In Finnland sei die Elternmitarbeit selbstverständlich, betonte die finnische Pädagogin Kati Jauhianinen, die in Deutschland lebt und beide Schulsysteme vergleicht. Im Vordergrund stehe in finnischen Schulen das Wohlbefinden der Kinder. Nur die Besten könnten Lehrer werden, jene also, die die Kinder wertschätzen und fachlich hoch kompetent seien: "In Deutschland wird nur der Stoff bedient, nicht die Kinder. Dabei geht viel Energie verloren," so ihre Einschätzung. Liebe, Grenzen, Ehrlichkeit, Mut, dies seien wichtige Grundbausteine der Pädagogik in Finnland.
Investitionen nicht nur für den Straßenbau
Die zahlreichen Impulse, die von dem Forchheimer Kongress ausgingen, kulminierten in einem wahren Paukenschlag in der von Christine Burtscheidt (Süddeutsche Zeitung) moderierten Podiumsdiskussion. Selten wurden die unterschiedlichen bildungspolitischen Standpunkte klarer ausgetragen. Und dennoch war das Bemühen um eine Annäherung deutlich spürbar.
Zunächst bekannte Karl Freller, Kulturstaatssekretär und stellvertretender Vorsitzender der CSU-Fraktion im Bayerischen Landtag: "Die Ganztagsschulen sind in Bayern ins Hintertreffen geraten, weil sie mit den Gesamtschulen in eins gesetzt wurden. Wir sollten die Ganztagsschule nun gemeinsam anschieben." Er forderte die Kommunen und Landespolitiker dazu auf, sich an einem Tisch zu setzen.
Der bildungspolitische Sprecher der SPD, Hans-Ulrich Pfaffmann, warnte davor, den Kommunen weitere Lasten aufzubürden. Vielmehr solle das Land eine Milliarde Euro in die Schulen investieren, um Planstellen für zusätzliches Personal zu schaffen, das der individuellen Förderung zugute komme. Auch Sieghard Schramm vom Bayerischen Städtetag forderte eine bessere Finanzierung für die Ganztagsschulen: "Die Schulen erhalten 35 Prozent Zuschuss, der Straßenbau 85 Prozent - da muss sich was ändern." Der Städtetag trete seit Jahrzehnten für Ganztagsschulen als Ort gemeinsamen Lernens ein.
Die Vorsitzende des Bayerischen Elternverbandes, Isabell Zacharias forderte einen gesetzlichen Rahmen für die Elternvertretung in Bayern. "Bieten Sie allen Schülerinnen und Schülern eine gute Förderung", entgegnete sie Hans-Peter Kempf vom Bayerischen Philologenverband, als dieser das gegliederte Schulsystem verteidigte. Auch Sebastian Nähr von der Landesschülervertretung Bayern forderte eine Schule für alle: "Wir brauchen einen Schritt nach vorne: das ist Fortschritt!", so der Schüler.
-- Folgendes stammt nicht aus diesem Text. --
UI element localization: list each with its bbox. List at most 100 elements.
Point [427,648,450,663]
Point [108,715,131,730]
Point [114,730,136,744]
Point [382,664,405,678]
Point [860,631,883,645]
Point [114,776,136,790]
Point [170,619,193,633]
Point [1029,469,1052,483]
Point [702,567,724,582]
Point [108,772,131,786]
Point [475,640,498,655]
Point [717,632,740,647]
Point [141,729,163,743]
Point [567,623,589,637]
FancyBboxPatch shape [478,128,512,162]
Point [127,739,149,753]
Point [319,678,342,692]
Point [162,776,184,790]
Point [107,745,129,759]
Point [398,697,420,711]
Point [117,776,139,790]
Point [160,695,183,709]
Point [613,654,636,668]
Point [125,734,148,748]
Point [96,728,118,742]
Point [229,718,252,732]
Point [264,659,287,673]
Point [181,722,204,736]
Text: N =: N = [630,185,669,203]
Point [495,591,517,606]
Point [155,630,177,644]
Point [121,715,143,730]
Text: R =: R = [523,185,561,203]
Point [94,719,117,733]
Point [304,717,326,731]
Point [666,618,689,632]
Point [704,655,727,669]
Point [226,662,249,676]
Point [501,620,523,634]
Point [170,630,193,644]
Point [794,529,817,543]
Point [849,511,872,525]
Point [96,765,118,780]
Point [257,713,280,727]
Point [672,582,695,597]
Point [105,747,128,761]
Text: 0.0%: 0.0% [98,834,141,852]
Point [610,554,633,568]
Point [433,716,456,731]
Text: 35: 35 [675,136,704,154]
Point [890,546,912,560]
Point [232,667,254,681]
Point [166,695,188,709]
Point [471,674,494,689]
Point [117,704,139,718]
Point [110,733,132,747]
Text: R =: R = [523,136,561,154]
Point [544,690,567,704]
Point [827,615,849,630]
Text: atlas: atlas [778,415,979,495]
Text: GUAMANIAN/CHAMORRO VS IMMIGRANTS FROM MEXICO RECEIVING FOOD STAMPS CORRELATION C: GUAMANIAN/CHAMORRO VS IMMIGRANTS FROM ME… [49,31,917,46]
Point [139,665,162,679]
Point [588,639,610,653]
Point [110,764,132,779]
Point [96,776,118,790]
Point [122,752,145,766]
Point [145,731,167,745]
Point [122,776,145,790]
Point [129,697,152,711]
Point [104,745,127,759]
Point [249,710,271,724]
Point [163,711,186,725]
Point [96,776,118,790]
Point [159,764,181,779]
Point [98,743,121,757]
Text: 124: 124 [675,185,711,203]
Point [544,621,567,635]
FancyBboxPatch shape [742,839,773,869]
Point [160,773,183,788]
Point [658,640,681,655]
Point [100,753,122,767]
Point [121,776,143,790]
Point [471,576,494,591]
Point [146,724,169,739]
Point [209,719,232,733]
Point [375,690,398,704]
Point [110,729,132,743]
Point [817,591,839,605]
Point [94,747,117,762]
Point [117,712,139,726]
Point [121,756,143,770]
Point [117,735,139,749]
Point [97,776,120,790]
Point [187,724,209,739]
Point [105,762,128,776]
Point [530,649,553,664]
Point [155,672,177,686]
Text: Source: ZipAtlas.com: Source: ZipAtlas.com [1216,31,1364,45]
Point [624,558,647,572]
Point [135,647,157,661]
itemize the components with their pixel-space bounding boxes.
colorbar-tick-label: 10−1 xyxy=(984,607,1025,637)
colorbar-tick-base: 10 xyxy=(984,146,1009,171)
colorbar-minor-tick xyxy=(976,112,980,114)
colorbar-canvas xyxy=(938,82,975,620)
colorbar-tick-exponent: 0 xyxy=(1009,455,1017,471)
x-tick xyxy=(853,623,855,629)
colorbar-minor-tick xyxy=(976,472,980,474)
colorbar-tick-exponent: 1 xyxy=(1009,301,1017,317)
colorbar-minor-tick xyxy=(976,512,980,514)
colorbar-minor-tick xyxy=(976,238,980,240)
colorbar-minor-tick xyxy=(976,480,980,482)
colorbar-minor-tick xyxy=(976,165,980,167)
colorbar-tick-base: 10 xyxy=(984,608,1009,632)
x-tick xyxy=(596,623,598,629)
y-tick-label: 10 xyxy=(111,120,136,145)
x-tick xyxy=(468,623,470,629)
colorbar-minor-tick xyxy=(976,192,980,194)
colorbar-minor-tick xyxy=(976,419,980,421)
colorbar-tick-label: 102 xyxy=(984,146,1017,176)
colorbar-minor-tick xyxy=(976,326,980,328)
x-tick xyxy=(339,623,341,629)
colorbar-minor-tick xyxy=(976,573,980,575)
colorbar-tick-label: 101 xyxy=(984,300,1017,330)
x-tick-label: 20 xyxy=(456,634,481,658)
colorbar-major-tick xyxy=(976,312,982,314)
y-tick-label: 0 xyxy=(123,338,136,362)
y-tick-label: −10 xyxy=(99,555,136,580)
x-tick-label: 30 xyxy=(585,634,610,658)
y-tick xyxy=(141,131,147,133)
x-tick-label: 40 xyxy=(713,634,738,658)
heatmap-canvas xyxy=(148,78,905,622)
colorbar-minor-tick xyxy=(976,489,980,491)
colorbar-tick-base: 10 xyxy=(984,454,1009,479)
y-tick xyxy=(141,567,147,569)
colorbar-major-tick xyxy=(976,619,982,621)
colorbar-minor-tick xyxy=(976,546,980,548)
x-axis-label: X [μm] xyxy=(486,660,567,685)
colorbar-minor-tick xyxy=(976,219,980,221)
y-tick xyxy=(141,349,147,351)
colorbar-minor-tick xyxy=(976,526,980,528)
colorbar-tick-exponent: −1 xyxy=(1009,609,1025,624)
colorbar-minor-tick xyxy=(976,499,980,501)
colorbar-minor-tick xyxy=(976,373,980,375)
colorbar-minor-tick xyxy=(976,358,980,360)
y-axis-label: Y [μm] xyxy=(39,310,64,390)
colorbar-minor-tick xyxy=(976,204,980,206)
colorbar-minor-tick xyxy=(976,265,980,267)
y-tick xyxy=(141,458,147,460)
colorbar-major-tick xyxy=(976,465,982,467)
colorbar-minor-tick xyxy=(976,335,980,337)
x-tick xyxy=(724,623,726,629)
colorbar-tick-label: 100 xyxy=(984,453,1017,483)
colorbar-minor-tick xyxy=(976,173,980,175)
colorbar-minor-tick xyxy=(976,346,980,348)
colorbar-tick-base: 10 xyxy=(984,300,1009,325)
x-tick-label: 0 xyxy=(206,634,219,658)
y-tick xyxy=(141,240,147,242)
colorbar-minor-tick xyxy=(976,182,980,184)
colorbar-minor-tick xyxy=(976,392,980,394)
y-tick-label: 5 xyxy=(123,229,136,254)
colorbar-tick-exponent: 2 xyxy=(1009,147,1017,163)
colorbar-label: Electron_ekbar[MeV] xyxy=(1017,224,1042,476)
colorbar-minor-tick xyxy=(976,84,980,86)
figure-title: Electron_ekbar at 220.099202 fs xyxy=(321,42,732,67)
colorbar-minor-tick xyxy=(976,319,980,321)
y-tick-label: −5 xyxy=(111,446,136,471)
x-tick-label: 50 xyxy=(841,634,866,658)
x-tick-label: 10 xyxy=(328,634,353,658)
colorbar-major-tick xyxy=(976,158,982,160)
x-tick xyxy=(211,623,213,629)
Von der konstruktiven Streitkultur zum "Groove"
Wenige Tage vor den Kommunalwahlen in Bayern wurde deutlich, dass es in der Diskussion um mehr ging, als um Ganztagsschulen. Welche Bedeutung mittlerweile Bildungsfragen in der Öffentlichkeit haben, zeigte nicht nur die aufgeladene Debatte auf dem Podium, sondern auch die mitgehenden Reaktionen der Lehrerinnen, Lehrer, Schulleiterinnen und Schulleiter im bis zum Schluss vollbesetzten Rathaussaal.
Zum Abschluss eines denkwürdigen Kongresses sah Olaf-Axel Burow ein Phänomen, das man in der Popmusik als "Groove" bezeichnet: "Der Groove entsteht aus Schwingungen, aber man weiß nicht: ist es die Band oder alle zusammen, die ihn erzeugen."